Retrieve the last record of each group using MySQL
P粉736935587
2023-08-20 11:48:53
<p>There is a table called <code>messages</code> that contains data like this: </p>
<pre class="brush:php;toolbar:false;">Id Name Other_Columns
--------------------------
1 A A_data_1
2 A A_data_2
3 A A_data_3
4 B B_data_1
5 B B_data_2
6 C C_data_1</pre>
<p>If I run the query <code>select * from messages group by name</code>, I get the following results: </p>
<pre class="brush:php;toolbar:false;">1 A A_data_1
4 B B_data_1
6 C C_data_1</pre>
<p>Which query will return the following results? </p>
<pre class="brush:php;toolbar:false;">3 A A_data_3
5 B B_data_2
6 C C_data_1</pre>
<p>That is, the last record in each group should be returned. </p>
<p>Currently, this is the query I use: </p>
<pre class="brush:php;toolbar:false;">SELECT
*
FROM (SELECT
*
FROM messages
ORDER BY id DESC) AS x
GROUP BY name</pre>
<p>But this seems inefficient. Are there any other ways to achieve the same result? </p>
UPD: 2017-03-31, MySQL version 5.7.5 has the ONLY_FULL_GROUP_BY switch enabled by default (therefore, non-deterministic GROUP BY queries are disabled). Additionally, they updated the GROUP BY implementation and the solution may no longer work as expected even with the switch disabled. An inspection is required.
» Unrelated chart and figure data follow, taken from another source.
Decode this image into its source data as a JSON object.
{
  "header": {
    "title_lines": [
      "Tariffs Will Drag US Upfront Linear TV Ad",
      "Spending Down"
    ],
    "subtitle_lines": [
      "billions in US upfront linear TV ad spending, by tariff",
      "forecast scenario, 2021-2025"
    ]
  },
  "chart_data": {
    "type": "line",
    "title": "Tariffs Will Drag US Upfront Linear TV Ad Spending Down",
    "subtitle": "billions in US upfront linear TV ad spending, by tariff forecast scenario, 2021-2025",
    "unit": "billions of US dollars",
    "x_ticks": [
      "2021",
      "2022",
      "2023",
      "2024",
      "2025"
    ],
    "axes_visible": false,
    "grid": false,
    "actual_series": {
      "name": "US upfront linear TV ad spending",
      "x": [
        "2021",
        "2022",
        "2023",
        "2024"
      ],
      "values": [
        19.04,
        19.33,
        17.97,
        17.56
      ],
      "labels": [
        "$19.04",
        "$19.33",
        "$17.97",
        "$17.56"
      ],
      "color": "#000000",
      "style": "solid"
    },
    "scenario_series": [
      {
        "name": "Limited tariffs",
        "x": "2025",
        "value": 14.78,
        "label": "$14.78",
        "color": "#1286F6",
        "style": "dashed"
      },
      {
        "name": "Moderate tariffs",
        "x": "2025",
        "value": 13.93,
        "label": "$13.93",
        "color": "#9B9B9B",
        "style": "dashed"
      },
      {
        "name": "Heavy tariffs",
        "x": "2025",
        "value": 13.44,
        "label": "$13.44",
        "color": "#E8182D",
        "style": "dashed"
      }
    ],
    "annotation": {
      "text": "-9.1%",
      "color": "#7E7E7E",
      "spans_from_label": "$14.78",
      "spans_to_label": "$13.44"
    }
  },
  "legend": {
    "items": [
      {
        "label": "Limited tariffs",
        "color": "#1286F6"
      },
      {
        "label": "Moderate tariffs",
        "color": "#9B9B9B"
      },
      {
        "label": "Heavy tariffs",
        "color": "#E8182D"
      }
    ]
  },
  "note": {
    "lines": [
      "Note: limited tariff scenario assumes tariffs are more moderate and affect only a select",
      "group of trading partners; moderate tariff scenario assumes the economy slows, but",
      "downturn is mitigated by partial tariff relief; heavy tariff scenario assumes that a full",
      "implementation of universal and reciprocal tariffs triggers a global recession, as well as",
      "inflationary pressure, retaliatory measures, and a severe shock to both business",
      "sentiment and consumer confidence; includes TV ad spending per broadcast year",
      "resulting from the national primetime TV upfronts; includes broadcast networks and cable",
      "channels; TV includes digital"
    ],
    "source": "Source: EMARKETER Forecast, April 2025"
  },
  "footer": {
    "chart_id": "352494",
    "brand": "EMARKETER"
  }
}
Bill Karwin's solution works well when the number of items within the group is small, but the performance of the query becomes worse when the group is larger because the solution takes about
n*n/2 n/2timesIS NULLComparison.I tested on an InnoDB table containing
18684446rows and1182groups. This table contains test results for functional tests, and(test_id, request_id)is the primary key. Sotest_idis a group and I'm looking for the lastrequest_idfor eachtest_id.Bill's solution has been running on my Dell e4310 for a few hours now and I don't know when it will be complete, although it operates on a covering index (hence the
using indexshown in EXPLAIN ).I also have several solutions based on the same idea:
(group_id, item_value)pair in eachgroup_idis that of eachgroup_idThe last value, if we traverse the index in descending order, is the first value for eachgroup_id;3 ways MySQL uses indexes is a good article to learn some details.
Solution 1
This solution is very fast, taking about 0.8 seconds for my 18 million rows of data:
If you want to change the order to ascending order, put it into a subquery, return only the ID, and join it as a subquery with other columns:
SELECT test_id, request_id FROM ( SELECT test_id, MAX(request_id) AS request_id FROM testresults GROUP BY test_id DESC) as ids ORDER BY test_id;For my data, this solution takes about 1.2 seconds.
Solution 2
Here is another solution, for my table it takes about 19 seconds:
It also returns test results in descending order. It's slower because it does a full index scan, but it can give you an idea of how to output the N maximum rows for each group.
The disadvantage of this query is that its results cannot be cached by the query.
MySQL 8.0 now supports window functions, as are nearly all popular SQL implementations. Using this standard syntax, we can write a max-n-per-group query:
The MySQL manual demonstrates this method and other methods of finding the grouped largest row.
The following is the original answer I wrote for this question in 2009:
I wrote the solution like this:
Regarding performance, depending on the nature of the data, one of the solutions may be better. Therefore, you should test both queries and choose the better one based on the performance of your database.
For example, I have a copy of the StackOverflow August data dump. I will use it for benchmarking. There are 1,114,357 rows of data in the
Poststable. This is running MySQL 5.0.75 on my Macbook Pro 2.40GHz.I will write a query to find the latest posts for a given user ID (mine).
First used Eric's technique of using
GROUP BYin a subquery:SELECT p1.postid FROM Posts p1 INNER JOIN (SELECT pi.owneruserid, MAX(pi.postid) AS maxpostid FROM Posts pi GROUP BY pi.owneruserid) p2 ON (p1.postid = p2.maxpostid) WHERE p1.owneruserid = 20860; 1行结果(1分17.89秒)Even
EXPLAINAnalysis takes more than 16 seconds:Now using
LEFT JOINUsing MY TECHNIQUEproduces the same query results:EXPLAINAnalysis shows that both tables can use their indexes:This is the DDL for my
Poststable:Commenter Note: If you want to run another benchmark using a different version of MySQL, a different data set, or a different table design, feel free to do it yourself. I've demonstrated the above technique. The purpose of Stack Overflow is to show you how to do software development work, not to do all the work for you.